Similarly to the previous scenario, online features can be retrieved through a proxy server known as the
Online Feature Server using the get_online_features()
method
of the FeatureStore
class. The dynamics are pretty much the same, with one subtle difference: while the communication between
users / ML apps and the server still happens via HTTP, this server is based on REST instead of gRPC.
These are the relevant bits of the feature_store.yaml
while pulling online features:
# SQL Registry backed by PostgreSQL
registry:
registry_type: sql
path: postgresql+psycopg://postgres:mysecretpassword@localhost:5432/feast
# Remote Online Store - calls to FeatureStore::get_online_features will reach an Online Feature Server under the hood,
# so the user doesn't need to make explicit HTTP calls
online_store:
type: remote
path: http://localhost:8181 # URL of the Online Feature Server
# Config for clients of the multiple feature servers - username and password required
auth:
type: oidc
client_id: feature-store
client_secret: lsXQ8rAUBVIkt2eC1WGG3F36w10Tokqv
username: admin
password: admin
auth_discovery_url: http://localhost:8080/realms/master/.well-known/openid-configuration
When it comes to the Online Store, in this case we do have it isolated on its own container as a Redis instance.

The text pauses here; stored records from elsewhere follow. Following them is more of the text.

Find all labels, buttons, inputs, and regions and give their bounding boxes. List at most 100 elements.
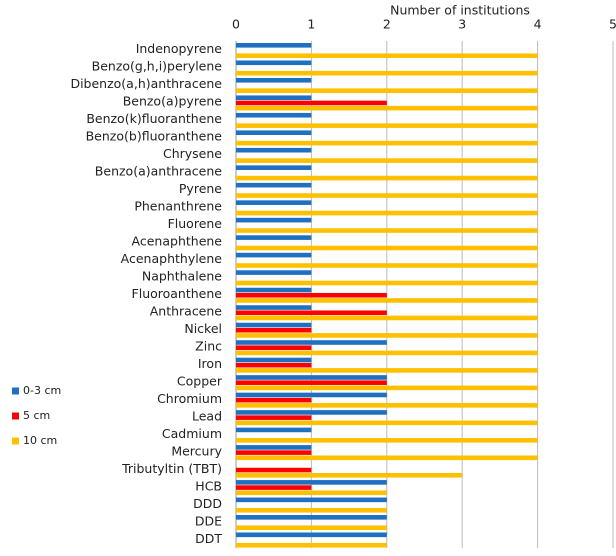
x-tick-label: 2 (383, 17, 391, 32)
bar (236, 270, 312, 275)
category-label: Fluoroanthene (132, 286, 223, 301)
bar (236, 105, 538, 111)
bar (236, 420, 538, 426)
bar (236, 480, 387, 485)
bar (236, 490, 387, 496)
bar (236, 310, 387, 316)
bar (236, 60, 312, 66)
bar (236, 165, 312, 170)
bar (236, 280, 538, 286)
bar (236, 410, 387, 415)
bar (236, 123, 538, 128)
bar (236, 158, 538, 163)
category-label: Benzo(g,h,i)perylene (92, 59, 223, 74)
bar (236, 368, 538, 373)
x-tick-label: 5 (609, 17, 616, 32)
category-label: Chrysene (163, 146, 222, 161)
bar (236, 298, 538, 303)
category-label: Copper (177, 373, 223, 388)
category-label: Benzo(k)fluoranthene (86, 111, 222, 126)
category-label: Mercury (171, 443, 222, 458)
bar (236, 525, 387, 531)
bar (236, 70, 538, 76)
axis-title: Number of institutions (390, 3, 530, 18)
bar (236, 193, 538, 198)
x-tick-label: 4 (534, 17, 542, 32)
category-label: Phenanthrene (134, 199, 222, 214)
bar (236, 305, 312, 310)
bar (236, 53, 538, 58)
bar (236, 392, 387, 398)
bar (236, 542, 387, 548)
bar (236, 375, 387, 380)
category-label: Acenaphthene (132, 234, 223, 249)
category-label: Benzo(a)anthracene (95, 164, 223, 179)
category-label: DDE (195, 513, 222, 528)
bar (236, 315, 538, 321)
bar (236, 397, 312, 403)
category-label: Dibenzo(a,h)anthracene (70, 76, 222, 91)
category-label: Lead (192, 408, 222, 423)
bar (236, 357, 312, 363)
category-label: Anthracene (150, 303, 223, 318)
bar (236, 362, 312, 368)
bar (236, 467, 312, 473)
category-label: DDT (195, 531, 222, 546)
category-label: Acenaphthylene (121, 251, 223, 266)
bar (236, 455, 538, 461)
bar (236, 130, 312, 136)
category-label: Chromium (157, 391, 222, 406)
bar (236, 43, 312, 48)
legend-label: 10 cm (23, 434, 57, 447)
bar (236, 200, 312, 205)
category-label: Benzo(a)pyrene (123, 94, 223, 109)
bar (236, 445, 312, 450)
bar (236, 333, 538, 338)
x-tick-label: 3 (458, 17, 466, 32)
x-tick-label: 0 (232, 17, 240, 32)
bar (236, 287, 312, 293)
category-label: Tributyltin (TBT) (121, 461, 222, 476)
category-label: Benzo(b)fluoranthene (86, 129, 223, 144)
bar (236, 235, 312, 240)
bar (236, 345, 312, 351)
bar (236, 95, 312, 101)
bar (236, 147, 312, 153)
bar (236, 88, 538, 93)
bar (236, 427, 312, 433)
bar (236, 217, 312, 223)
legend-swatch (12, 387, 19, 395)
category-label: Fluorene (168, 216, 223, 231)
category-label: Zinc (195, 338, 222, 353)
bar (236, 327, 312, 333)
bar (236, 532, 387, 538)
bar (236, 507, 387, 513)
bar (236, 100, 387, 106)
category-label: DDD (193, 496, 222, 511)
bar (236, 182, 312, 188)
legend-label: 5 cm (23, 409, 50, 422)
category-label: Cadmium (162, 426, 222, 441)
bar (236, 350, 538, 356)
bar (236, 292, 387, 298)
bar (236, 252, 312, 258)
legend-label: 0-3 cm (23, 384, 61, 397)
bar (236, 140, 538, 146)
bar (236, 112, 312, 118)
bar (236, 263, 538, 268)
category-label: HCB (195, 478, 222, 493)
category-label: Pyrene (179, 181, 222, 196)
bar (236, 322, 312, 328)
bar (236, 515, 387, 520)
bar (236, 485, 312, 490)
bar (236, 497, 387, 503)
bar (236, 245, 538, 251)
bar (236, 450, 312, 455)
bar (236, 210, 538, 216)
category-label: Indenopyrene (136, 41, 223, 56)
bar (236, 380, 387, 385)
category-label: Nickel (184, 321, 222, 336)
legend-swatch (12, 412, 19, 420)
x-tick-label: 1 (307, 17, 315, 32)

There's no need to mount Docker volumes here, as long as features have already been materialized; the Online Feature Server will just send Redis commands to the Online Store container based on the selected features specified in the HTTP request made to the feature server's REST API.
The workflow here is straightforward: the request for online features arrives at the feature server, security policies are enforced through Feast's Security Layer, and data is ultimately pulled from the Online Store using Redis commands. That's pretty much it.